The Virgin Birth, the Resurrection, the raising of Lazarus, even the Old Testament miracles, all are freely used for religious propaganda, and they are very effective with an audience of unsophisticates and children. Every one of these miracles amounts to a violation of the normal running of the natural world. Theologians should make a choice. You can claim your own magisterium, separate from science’s but still deserving of respect. But in that case, you must renounce miracles. Or you can keep your Lourdes and your miracles and enjoy their huge recruiting potential among the uneducated. But then you must kiss goodbye to separate magisteria and your high-minded aspiration to converge with science.

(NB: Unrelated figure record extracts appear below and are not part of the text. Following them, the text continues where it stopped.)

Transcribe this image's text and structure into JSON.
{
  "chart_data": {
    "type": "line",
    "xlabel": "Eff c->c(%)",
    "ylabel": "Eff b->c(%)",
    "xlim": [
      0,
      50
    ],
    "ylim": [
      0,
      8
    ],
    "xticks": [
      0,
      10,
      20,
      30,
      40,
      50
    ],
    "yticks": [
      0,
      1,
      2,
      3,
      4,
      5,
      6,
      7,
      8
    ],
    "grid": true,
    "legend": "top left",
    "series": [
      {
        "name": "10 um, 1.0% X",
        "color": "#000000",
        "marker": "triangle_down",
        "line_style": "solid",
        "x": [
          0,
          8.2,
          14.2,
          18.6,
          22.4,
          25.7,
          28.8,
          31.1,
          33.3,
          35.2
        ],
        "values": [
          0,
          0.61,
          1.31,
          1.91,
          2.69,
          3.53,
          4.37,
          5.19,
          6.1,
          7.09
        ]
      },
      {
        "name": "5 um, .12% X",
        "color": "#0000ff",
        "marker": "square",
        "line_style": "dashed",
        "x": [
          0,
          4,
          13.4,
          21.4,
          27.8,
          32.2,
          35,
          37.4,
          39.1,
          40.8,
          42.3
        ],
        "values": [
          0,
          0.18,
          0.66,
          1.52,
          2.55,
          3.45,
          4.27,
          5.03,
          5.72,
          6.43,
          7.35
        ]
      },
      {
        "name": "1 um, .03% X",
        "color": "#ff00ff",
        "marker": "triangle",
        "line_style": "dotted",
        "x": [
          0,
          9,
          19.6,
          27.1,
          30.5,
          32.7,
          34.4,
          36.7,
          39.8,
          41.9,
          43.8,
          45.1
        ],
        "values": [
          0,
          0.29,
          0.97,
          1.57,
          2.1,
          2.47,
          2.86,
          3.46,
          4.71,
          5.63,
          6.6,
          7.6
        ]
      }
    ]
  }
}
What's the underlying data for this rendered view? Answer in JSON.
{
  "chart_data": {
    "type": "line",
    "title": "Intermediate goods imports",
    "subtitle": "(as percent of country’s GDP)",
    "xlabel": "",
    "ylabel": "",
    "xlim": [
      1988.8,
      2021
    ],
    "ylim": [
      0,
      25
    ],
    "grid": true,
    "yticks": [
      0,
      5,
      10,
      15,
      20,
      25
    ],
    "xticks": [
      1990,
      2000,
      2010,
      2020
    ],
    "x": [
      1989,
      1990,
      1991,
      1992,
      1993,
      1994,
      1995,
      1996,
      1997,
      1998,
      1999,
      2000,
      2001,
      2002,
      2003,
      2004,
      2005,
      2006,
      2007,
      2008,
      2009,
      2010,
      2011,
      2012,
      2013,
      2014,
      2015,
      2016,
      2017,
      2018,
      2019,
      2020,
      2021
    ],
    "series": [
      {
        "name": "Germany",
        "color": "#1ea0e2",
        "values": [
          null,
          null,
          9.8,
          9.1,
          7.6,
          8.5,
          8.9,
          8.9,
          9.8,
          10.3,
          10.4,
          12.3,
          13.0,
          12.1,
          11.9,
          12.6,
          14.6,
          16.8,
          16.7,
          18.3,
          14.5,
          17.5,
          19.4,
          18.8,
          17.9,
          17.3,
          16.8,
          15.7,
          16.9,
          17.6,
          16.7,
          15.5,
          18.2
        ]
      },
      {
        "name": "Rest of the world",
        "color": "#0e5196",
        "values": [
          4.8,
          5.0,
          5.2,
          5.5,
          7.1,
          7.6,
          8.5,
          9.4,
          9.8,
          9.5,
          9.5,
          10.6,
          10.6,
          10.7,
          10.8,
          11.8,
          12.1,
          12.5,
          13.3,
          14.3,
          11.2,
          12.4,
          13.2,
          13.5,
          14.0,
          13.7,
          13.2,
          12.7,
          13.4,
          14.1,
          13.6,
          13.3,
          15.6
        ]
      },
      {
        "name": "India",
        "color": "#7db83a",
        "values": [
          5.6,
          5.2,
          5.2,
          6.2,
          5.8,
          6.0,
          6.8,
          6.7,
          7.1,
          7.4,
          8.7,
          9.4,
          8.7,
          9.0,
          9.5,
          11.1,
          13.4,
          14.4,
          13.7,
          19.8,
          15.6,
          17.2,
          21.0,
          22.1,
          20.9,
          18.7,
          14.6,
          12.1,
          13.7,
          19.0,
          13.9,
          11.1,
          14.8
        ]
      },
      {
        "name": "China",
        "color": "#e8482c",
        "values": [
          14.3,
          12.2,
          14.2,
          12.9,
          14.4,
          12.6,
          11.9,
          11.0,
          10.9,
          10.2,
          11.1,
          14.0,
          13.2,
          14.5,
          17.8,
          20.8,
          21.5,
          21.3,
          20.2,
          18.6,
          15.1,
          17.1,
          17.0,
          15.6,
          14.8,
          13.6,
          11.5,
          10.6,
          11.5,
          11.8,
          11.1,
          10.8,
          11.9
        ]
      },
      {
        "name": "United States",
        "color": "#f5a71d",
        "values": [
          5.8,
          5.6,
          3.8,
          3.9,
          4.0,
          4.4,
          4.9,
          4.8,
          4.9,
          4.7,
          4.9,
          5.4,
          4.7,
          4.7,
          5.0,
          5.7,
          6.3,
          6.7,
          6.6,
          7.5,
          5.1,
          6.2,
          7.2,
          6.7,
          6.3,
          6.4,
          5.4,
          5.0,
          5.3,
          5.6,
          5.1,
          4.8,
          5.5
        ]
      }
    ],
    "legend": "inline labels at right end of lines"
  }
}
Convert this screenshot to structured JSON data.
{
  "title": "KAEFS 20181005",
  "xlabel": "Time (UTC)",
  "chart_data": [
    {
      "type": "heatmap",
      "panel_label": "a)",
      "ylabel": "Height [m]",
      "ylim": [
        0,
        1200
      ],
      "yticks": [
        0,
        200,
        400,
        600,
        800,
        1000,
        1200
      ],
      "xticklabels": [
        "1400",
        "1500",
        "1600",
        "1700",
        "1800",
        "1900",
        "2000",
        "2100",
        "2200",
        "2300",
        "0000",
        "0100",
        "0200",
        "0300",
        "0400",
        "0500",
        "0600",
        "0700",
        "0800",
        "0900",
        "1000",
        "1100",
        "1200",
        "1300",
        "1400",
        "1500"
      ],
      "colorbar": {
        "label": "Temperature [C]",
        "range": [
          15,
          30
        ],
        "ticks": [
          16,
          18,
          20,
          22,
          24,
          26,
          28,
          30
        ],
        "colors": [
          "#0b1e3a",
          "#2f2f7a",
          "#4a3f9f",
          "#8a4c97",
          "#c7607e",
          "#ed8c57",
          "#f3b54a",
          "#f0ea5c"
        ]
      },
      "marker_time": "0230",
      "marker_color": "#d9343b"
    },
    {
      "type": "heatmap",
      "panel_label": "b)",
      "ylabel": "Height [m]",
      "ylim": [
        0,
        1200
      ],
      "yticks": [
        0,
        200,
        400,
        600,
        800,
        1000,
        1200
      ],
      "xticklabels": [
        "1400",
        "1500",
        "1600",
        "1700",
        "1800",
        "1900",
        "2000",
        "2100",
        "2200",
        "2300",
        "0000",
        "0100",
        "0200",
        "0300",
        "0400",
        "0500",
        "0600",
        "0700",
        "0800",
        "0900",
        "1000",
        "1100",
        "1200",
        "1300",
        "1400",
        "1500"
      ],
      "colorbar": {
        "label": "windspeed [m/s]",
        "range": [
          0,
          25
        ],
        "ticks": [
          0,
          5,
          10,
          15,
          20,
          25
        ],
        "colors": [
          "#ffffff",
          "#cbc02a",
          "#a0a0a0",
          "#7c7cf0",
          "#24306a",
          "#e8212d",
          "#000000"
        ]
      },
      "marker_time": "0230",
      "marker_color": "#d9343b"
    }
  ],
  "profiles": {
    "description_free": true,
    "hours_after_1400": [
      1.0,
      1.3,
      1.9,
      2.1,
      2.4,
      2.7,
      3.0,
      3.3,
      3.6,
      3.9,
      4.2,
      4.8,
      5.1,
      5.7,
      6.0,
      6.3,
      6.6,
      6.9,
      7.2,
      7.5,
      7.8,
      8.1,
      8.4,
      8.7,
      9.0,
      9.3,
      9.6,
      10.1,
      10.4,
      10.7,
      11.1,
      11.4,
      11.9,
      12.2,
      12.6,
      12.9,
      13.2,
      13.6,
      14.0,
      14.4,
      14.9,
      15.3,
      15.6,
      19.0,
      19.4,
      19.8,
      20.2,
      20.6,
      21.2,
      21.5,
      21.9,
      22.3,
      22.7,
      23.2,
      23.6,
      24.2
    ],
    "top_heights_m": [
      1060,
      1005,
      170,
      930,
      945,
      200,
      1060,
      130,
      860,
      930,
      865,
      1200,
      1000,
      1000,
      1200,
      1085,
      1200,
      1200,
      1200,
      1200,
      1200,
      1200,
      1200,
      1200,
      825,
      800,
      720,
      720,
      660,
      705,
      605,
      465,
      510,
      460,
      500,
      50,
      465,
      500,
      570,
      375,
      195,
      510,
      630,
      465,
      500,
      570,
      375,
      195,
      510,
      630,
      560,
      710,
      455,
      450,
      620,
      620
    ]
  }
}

The desire to have it both ways is not surprising in a good propagandist. What is surprising is the readiness of liberal agnostics to go along with it, and their readiness to write off, as simplistic, insensitive extremists, those of us with the temerity to blow the whistle. The whistle-blowers are accused of imagining an outdated caricature of religion in which God has a long white beard and lives in a physical place called heaven. Nowadays, we are told, religion has moved on. Heaven is not a physical place, and God does not have a physical body where a beard might sit. Well, yes, admirable: separate magisteria, real convergence. But the doctrine of the Assumption was defined as an Article of Faith by Pope Pius xii as recently as November 1, 1950, and is binding on all Catholics. It clearly states that the body of Mary was taken into heaven and reunited with her soul. What can that mean, if not that heaven is a physical place containing bodies? To repeat, this is not a quaint and obsolete tradition with just a purely symbolic significance. It has officially, and recently, been declared to be literally true.

Convergence? Only when it suits. To an honest judge, the alleged marriage between religion and science is a shallow, empty, spin-doctored sham.